周波数変更で“裏技”に制限 ミスを重ねる楽天のずさん体質、ファン裏切る

 対応周波数帯が無断で変更されていた楽天のスマートフォン「楽天ミニ」は、コンパクトなサイズとデザイン性を兼ね備えた他にはない特徴を持つ機種として人気があった。楽天モバイルは回線エリアが狭いという弱点があるが、ネット上では本体だけ購入して通信は格安スマホと契約する“裏技”も紹介されていた。周波数変更により、こうした利用が一部制限されることになる。楽天のずさんな体質が、楽天ミニを指名買いしたファンを裏切った格好で、楽天ブランドはまたも傷ついた。
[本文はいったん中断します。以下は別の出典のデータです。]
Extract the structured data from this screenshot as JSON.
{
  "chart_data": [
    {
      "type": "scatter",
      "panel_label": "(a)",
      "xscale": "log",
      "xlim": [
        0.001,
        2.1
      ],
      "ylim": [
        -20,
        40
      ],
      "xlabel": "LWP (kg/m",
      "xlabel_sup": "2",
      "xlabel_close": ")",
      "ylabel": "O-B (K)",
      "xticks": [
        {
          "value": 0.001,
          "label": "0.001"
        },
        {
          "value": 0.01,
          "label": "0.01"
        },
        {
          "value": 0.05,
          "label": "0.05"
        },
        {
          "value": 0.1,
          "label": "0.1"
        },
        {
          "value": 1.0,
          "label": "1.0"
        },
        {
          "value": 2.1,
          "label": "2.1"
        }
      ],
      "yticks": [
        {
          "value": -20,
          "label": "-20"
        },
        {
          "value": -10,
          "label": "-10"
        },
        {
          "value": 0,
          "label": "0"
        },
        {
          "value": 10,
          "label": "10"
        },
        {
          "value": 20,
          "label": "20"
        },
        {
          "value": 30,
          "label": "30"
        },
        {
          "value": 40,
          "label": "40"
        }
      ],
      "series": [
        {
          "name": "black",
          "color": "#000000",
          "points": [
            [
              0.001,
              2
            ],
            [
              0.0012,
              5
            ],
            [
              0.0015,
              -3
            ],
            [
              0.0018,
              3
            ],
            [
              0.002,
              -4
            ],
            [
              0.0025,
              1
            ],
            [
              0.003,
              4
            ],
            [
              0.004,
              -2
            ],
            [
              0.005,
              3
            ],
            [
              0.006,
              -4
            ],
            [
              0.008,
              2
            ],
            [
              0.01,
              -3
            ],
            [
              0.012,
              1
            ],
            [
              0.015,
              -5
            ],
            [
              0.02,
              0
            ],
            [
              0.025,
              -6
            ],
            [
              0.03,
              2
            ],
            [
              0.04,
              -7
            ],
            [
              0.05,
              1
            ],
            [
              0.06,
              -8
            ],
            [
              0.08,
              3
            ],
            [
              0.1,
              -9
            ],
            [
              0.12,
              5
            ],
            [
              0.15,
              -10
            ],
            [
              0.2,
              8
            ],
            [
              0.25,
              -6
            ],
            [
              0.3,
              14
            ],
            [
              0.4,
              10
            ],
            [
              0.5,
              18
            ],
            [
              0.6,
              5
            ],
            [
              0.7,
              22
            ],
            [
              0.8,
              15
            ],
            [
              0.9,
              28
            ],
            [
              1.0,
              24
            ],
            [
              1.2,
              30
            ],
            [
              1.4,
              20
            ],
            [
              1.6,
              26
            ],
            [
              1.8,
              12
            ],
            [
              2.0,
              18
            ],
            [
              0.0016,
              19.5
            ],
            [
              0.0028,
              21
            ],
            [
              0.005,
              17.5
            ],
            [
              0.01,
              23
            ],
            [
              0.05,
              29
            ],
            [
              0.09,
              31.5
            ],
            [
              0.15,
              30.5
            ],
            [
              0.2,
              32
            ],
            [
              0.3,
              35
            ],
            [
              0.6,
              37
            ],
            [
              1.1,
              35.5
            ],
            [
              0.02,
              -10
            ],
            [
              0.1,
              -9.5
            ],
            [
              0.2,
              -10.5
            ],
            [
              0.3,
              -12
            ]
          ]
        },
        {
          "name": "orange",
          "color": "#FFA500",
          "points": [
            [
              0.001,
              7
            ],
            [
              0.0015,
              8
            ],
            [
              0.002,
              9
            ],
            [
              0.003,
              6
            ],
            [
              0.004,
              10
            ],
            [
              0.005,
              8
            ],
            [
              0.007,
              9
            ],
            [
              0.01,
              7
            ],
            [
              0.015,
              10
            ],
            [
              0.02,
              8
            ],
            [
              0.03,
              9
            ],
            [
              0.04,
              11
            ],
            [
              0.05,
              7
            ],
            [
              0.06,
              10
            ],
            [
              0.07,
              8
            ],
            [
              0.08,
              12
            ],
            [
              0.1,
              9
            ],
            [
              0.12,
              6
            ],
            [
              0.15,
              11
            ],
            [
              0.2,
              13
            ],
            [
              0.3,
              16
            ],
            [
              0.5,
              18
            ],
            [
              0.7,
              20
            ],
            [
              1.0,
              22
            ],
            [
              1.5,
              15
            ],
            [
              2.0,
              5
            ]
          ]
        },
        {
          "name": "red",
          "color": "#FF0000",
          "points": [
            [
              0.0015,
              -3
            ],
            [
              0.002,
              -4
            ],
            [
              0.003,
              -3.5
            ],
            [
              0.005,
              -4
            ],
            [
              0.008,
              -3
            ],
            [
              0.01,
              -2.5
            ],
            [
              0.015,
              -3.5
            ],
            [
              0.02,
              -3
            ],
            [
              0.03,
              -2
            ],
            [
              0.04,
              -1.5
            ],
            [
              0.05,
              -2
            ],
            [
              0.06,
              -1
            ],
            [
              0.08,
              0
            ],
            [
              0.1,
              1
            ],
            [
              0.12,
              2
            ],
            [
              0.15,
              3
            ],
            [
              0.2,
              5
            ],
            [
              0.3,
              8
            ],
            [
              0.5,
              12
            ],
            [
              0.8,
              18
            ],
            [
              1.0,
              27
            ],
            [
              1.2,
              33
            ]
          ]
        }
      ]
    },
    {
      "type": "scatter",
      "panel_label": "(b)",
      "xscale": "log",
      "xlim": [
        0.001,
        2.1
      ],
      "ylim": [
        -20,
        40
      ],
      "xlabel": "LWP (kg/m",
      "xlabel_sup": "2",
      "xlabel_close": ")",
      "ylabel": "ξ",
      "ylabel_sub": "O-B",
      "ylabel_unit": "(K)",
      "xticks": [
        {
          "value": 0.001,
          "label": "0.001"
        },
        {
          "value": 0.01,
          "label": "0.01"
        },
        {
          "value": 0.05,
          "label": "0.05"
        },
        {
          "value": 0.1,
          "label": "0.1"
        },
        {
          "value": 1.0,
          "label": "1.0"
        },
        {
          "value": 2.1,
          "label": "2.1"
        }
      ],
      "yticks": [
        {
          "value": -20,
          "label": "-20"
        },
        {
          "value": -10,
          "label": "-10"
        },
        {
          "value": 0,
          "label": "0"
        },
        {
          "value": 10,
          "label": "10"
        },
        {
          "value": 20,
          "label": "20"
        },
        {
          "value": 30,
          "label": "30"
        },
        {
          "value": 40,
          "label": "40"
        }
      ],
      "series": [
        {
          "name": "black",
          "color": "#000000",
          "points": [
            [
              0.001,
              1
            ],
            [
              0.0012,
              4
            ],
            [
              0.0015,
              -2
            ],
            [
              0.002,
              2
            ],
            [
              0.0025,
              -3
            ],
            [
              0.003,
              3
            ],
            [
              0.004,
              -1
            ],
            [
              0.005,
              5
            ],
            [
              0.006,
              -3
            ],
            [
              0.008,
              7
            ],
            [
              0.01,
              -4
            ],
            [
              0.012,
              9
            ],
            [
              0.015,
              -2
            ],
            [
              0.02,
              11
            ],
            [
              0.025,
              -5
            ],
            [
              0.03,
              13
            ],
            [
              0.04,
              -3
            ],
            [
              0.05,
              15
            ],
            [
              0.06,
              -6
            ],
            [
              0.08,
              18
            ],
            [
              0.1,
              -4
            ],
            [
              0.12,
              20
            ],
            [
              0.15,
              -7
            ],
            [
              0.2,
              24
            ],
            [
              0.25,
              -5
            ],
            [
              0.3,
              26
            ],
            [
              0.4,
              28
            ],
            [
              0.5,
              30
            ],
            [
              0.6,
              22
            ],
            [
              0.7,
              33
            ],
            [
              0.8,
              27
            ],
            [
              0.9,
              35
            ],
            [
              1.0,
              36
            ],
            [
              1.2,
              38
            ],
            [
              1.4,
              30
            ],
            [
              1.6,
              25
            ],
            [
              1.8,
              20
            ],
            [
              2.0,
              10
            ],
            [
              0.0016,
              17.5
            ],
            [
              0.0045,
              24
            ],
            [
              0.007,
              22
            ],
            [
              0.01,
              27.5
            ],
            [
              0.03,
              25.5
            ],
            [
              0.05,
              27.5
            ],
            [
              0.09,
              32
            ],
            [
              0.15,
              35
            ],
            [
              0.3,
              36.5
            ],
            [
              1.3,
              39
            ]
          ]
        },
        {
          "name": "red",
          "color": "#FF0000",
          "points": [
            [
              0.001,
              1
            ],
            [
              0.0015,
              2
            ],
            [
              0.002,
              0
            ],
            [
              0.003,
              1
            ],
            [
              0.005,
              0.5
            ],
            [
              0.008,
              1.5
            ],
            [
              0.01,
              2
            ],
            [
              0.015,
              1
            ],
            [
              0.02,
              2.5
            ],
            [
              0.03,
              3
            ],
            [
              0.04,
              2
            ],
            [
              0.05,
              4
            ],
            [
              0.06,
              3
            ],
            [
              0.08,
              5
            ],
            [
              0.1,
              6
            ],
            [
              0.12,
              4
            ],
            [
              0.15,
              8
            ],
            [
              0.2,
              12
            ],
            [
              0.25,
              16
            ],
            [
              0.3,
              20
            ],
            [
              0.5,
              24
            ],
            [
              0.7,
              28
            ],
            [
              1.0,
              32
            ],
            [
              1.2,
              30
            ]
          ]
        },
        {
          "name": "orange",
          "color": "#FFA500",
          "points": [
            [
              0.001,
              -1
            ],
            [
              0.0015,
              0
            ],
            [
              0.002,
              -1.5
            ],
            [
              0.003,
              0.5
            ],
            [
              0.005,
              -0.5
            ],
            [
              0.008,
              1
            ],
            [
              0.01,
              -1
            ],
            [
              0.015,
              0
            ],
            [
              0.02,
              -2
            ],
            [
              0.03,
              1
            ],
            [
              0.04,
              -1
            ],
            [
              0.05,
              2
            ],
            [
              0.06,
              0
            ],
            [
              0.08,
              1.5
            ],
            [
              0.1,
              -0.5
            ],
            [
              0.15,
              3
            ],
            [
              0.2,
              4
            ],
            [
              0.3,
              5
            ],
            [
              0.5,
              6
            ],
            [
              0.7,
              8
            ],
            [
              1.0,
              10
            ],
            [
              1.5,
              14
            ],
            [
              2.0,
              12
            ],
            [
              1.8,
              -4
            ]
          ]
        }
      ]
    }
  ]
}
 「あまり聞いたことのないケースだ」。携帯電話の周波数の規格を勝手に変え、しかも公表してこなかったという前代未聞の不祥事に、総務省の担当者も首をかしげる。

 携帯電話の周波数は帯域ごとに「バンド1」「バンド2」といった具合に数十に区切られ、各社に複数のバンドが割り振られている。周波数の高い帯域は高速通信に向き、低い帯域は広範囲に電波が届くなどの特性があり、各社はバンドを組み合わせて全国のエリアをカバーしている。

 すべてのバンドに対応できればいいが、電波干渉をさけるため、通信各社は携帯電話の端末ごとにいくつかのバンドを選び、対応状況を公表している。対応バンド以外の電波は受信できないため、どのバンドに対応しているかは消費者にとって重要な情報だ。